Best way to carry on 2-input architecture?

Mon Aug 18 11:36:44 UTC 2014

On Mon, Aug 18, 2014 at 9:01 AM, Niels Möller <nisse at lysator.liu.se> wrote:
> I don't think it has to be that bad. First, the prefix flag and register
> should be saved and restored on irq, so there should be no problem with
> irq:s or page faults and the like in the "middle" of an instruction.

Yes, that's the advantage. Keep in mind, though, that dealing with
variable-length instructions is a well understood and not-so-difficult
problem. I just need to report the PC as being at the start of the
prefix-chain. This change is local to the decoder.

> one has to do something a bit similar with the program counter

I agree with everything you said about the PC.
Dealing with the PC is a real pain.
Not something to copy unless you must.

> And then I intend the prefix register and prefix flag to live with the
> decoder block (so it should never be subject to register renaming). The
> prefix instruction is "executed" as part of the decoding, and the full
> immediate value/offset is passed with the rest of the decoded
> instruction to the main instruction execution block.

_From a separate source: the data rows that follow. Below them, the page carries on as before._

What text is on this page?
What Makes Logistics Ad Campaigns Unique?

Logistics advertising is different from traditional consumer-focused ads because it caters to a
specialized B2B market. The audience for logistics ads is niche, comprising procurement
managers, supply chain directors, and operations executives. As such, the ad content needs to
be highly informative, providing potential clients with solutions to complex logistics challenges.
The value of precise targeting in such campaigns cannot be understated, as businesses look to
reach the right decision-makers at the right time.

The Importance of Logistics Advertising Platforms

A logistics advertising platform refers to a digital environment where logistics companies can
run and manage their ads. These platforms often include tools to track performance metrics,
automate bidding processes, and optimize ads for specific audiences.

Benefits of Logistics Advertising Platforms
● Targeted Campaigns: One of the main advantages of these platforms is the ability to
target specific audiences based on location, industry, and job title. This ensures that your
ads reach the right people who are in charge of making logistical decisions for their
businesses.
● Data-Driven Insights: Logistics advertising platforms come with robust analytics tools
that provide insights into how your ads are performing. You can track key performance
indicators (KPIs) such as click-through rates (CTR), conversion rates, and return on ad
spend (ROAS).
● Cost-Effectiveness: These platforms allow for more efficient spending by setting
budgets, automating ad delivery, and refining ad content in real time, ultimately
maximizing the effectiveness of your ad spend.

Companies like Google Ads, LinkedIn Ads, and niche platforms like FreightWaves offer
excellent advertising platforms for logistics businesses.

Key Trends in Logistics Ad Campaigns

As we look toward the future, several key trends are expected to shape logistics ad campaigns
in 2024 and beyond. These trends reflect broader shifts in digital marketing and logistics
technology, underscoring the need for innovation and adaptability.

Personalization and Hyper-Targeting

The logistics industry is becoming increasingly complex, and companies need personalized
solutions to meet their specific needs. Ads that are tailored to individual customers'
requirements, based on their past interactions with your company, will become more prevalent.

The value in the decoder is ahead of the values seen in the execution
units. If an exception occurs, you need to be able to rewind/reset the
value in the decoder to the state it would have had if execution had
gone to the correct destination at that point. Upon reflection, I
think you are correct that I could track the state of the shift
register all the way through the pipeline, just like the PC. Then,
when I retire an exception-producing instruction, I feed the
fetcher/decoder the old shift register state at the same time I give
it the new PC.

So, I agree it could be done. But, I still think it's more expensive
than supporting variable-length instructions. Going down the
variable-length instruction path also opens the doors to other
features, like your 4-operand umaal instruction.

> But if it is done that way, it's almost useless for gmp. One of the add
> operands is the input carry word, and if it has to be available before
> the multiply, then you get the full multiplication latency on the
> critical path. If I remember previous discussions on this list
> correctly, experiments showed that at least on cortex-a15, umaal is
> *not* implemented that way: The latency between the availability of the
> add operands and availability of the output is only a single cycle.

That's very strange. So, let me preface my response by noting that I
know very little about ARM and that all of my practical HDL experience
is with FPGAs, not ASICs. Furthermore, while I've had to debug a few
soft CPUs, I build different circuits professionally. This CPU project
is something I'm doing for fun. So I am definitely not an expert on
how ARM implemented this.

That said, from what you describe, it sounds to me like they've
actually decomposed the FMA into two micro-ops. The first does the
32x32 a*b and the second runs when the 64-bit multiply result and the
32-bit c term are available. Otherwise, their instruction scheduler
would somehow have to be able to look into the future to see that it
has a&b ready now and will have c later. That is probably possible,
but I'll wager it's prohibitively expensive, likely doubling the
length of the scheduling critical path. If the FMA is decomposed into
two micro-ops, a bog standard instruction scheduler would have the
behaviour you describe. This approach would also mean that they could
use a 2-port processor core to implement FMA at the cost of a
double-wide bus for one of the operands.

This has given me something to think about, as it might be a way for
my implementation to also get FMA with 2 ports. Frankly, though, I am
more tempted to go with a fully 3-port design like Torbjörn's than
building in some hack.

> On ARM, it is used by addmul_1, addmul_2, addmul_3 and friends, which
> means that it is the main work horse of bignum multiply. Search for it
> in the mpn/arm subdirectories for examples.

I agree the instruction look interesting. From the fma behaviour you
described above, I strongly suspect that ARM has one of their register
file ports 64-bit wide. That would let you implement all of these
sorts of operations with micro-ops. Again, though, I know almost
nothing about ARM.

PS. Sorry you got this twice, Niels. I missed the reply all button.